L’opera di Elisabetta Sirani come quella di gran parte dei suoi contemporanei, può essere suddivisa in lavori di pubblica fruizione – pale d’altare, storie sacre e mitologiche, e soggetti religiosi per la borghesia amante dell’arte e per emergenti collezionisti e intenditori. L’artista deve la sua fama alle variazioni decisamente ingegnose sul tema della Sacra famiglia, in particolare la Vergine e il Bambino – avendo dipinto quelle che furono considerate le più belle Madonne dai tempi di Guido Reni – nonché alle sue effigi innovative di eroine della storia antica classica e biblica, che presentò quali donne virili, maestose, nobili, intelligenti e coraggiose.
Inizialmente assoggettata ai modelli artistici paterni e alle tradizioni iconografiche locali – in particolare a quelli di Guido Reni da lei ereditati agli inizi dell’apprendimento grazie al padre – Elisabetta avrebbe sviluppato una maniera pittorica unica nel suo genere, facendosi più audace a livello sia artistico che concettuale, come dimostrano soprattutto le sue rappresentazioni di soggetti insoliti effigianti donne ribelli e indipendenti, paragonabili a quelle di Artemisia Gentileschi.
Tuttavia, a differenza di Artemisia Gentileschi che la letteratura artistica ha considerato “proto-femminista” e all’avanguardia, Elisabetta Sirani è stata giudicata, erroneamente, un’artista conservatrice e meno fantasiosa.
In realtà Elisabetta Sirani rappresenta un nuovo modello di femminilità – quella della cosidetta donna virile – nella sua pratica artistica e nella posizione professionale di maestra (oltre al ruolo di insegnante nella propria accademia femminile, Elisabetta diresse anche la bottega Sirani e si occupò degli allievi del padre quando questo non potè più dipingere a causa della malattia), così come nelle originali rappresentazioni delle femmes fortes e nella sua maniera pittorica virtuosa. I critici ascrissero alla sua opera attributi mascolini in virtù della maniera esecutiva virile e superba («ebbe del virile e del grande», asserì Malvasia), lodandone pubblicamente e ripetutamente il genio artistico e stimandola una «virtuosa», con riconoscimento in parte nuovo nelle disquisizioni artistiche sulle artiste donne.

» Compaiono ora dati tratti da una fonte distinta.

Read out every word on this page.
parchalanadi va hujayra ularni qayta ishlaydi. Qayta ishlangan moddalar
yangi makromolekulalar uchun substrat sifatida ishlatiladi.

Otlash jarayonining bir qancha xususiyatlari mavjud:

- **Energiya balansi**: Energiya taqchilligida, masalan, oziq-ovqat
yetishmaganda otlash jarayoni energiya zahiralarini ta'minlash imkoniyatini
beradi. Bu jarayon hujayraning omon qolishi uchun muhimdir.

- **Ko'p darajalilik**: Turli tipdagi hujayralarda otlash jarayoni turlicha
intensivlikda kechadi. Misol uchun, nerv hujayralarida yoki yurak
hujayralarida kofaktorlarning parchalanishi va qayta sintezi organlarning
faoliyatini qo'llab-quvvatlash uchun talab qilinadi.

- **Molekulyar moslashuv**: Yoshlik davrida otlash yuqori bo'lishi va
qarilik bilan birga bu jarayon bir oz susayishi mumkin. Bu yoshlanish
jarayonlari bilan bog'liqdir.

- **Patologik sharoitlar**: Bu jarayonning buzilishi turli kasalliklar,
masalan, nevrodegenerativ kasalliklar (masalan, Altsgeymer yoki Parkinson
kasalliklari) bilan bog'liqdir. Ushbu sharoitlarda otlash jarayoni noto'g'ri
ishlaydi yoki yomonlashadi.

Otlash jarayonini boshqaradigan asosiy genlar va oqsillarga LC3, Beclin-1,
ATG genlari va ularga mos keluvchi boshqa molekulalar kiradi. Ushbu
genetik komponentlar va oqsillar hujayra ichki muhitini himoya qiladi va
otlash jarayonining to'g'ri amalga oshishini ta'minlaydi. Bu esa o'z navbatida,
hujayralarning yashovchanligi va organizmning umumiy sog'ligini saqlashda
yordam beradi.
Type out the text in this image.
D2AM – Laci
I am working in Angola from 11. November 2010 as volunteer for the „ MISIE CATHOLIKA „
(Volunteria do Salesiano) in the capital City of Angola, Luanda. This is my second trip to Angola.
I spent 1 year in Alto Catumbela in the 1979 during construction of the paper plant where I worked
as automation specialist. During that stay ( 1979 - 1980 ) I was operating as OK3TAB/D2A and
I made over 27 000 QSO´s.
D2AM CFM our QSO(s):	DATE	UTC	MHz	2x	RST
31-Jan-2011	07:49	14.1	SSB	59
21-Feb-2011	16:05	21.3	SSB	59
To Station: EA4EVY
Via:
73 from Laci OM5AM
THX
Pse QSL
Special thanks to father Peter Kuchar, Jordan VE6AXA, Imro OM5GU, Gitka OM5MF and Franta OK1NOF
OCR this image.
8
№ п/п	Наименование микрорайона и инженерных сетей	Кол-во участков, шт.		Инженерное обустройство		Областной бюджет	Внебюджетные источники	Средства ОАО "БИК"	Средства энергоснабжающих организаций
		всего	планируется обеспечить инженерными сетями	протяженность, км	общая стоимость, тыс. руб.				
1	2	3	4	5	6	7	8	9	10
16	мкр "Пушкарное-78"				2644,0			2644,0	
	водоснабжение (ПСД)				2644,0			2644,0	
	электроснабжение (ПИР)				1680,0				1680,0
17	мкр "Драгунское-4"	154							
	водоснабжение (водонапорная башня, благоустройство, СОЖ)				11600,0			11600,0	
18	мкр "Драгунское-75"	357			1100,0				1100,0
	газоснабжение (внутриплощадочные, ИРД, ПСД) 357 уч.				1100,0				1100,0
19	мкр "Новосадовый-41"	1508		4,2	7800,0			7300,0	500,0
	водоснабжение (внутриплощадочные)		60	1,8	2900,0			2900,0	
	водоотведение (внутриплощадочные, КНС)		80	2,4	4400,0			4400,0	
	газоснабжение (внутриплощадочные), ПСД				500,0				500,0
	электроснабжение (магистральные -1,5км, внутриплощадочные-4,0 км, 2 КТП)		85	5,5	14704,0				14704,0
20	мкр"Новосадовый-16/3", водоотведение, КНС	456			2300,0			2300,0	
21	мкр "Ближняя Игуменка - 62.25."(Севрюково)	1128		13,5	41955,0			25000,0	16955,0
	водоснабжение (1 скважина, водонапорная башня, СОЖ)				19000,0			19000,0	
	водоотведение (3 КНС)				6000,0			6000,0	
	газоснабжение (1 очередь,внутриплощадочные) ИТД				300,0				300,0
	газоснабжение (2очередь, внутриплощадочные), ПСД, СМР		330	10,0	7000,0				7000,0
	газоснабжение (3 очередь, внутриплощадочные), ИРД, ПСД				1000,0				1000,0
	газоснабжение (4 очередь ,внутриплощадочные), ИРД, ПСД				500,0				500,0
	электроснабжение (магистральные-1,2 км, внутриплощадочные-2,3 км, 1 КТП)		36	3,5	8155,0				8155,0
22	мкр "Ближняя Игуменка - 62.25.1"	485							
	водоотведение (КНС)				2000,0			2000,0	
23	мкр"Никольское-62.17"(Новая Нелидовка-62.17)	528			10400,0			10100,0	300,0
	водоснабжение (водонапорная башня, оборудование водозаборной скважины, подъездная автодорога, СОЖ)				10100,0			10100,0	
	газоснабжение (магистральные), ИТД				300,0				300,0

Come afferma il direttore degli Uffizi, «La dimensione gloriosa della Sirani non risiede nell’essere stata un’artista donna e per giunta valente, quanto alle qualità sempre sostenutissima della sua produzione». Quest’ultima è stata oggetto di molti studi, a partire da alcuni pionieristici contributi risalenti agli anni Settanta del secolo scorso, passando per le numerose pubblicazioni degli ultimi anni, tra le quali i gender studies riferiti al peculiare fenomeno delle artiste bolognesi.
Il percorso espositivo della mostra esposta agli Uffizi nella Sale Edoardo Detti e Sala del Camino, è incentrato, nella prima parte, sul contesto in cui Elisabetta visse e operò. Una particolare attenzione è inoltre stata riservata ai legami della Sirani con alcuni dei protagonisti della scena culturale bolognese grazie ai quali potè intrecciare relazioni con la Firenze medicea e soprattutto con il cardinale Leopoldo, uno dei più importanti collezionisti dell’epoca.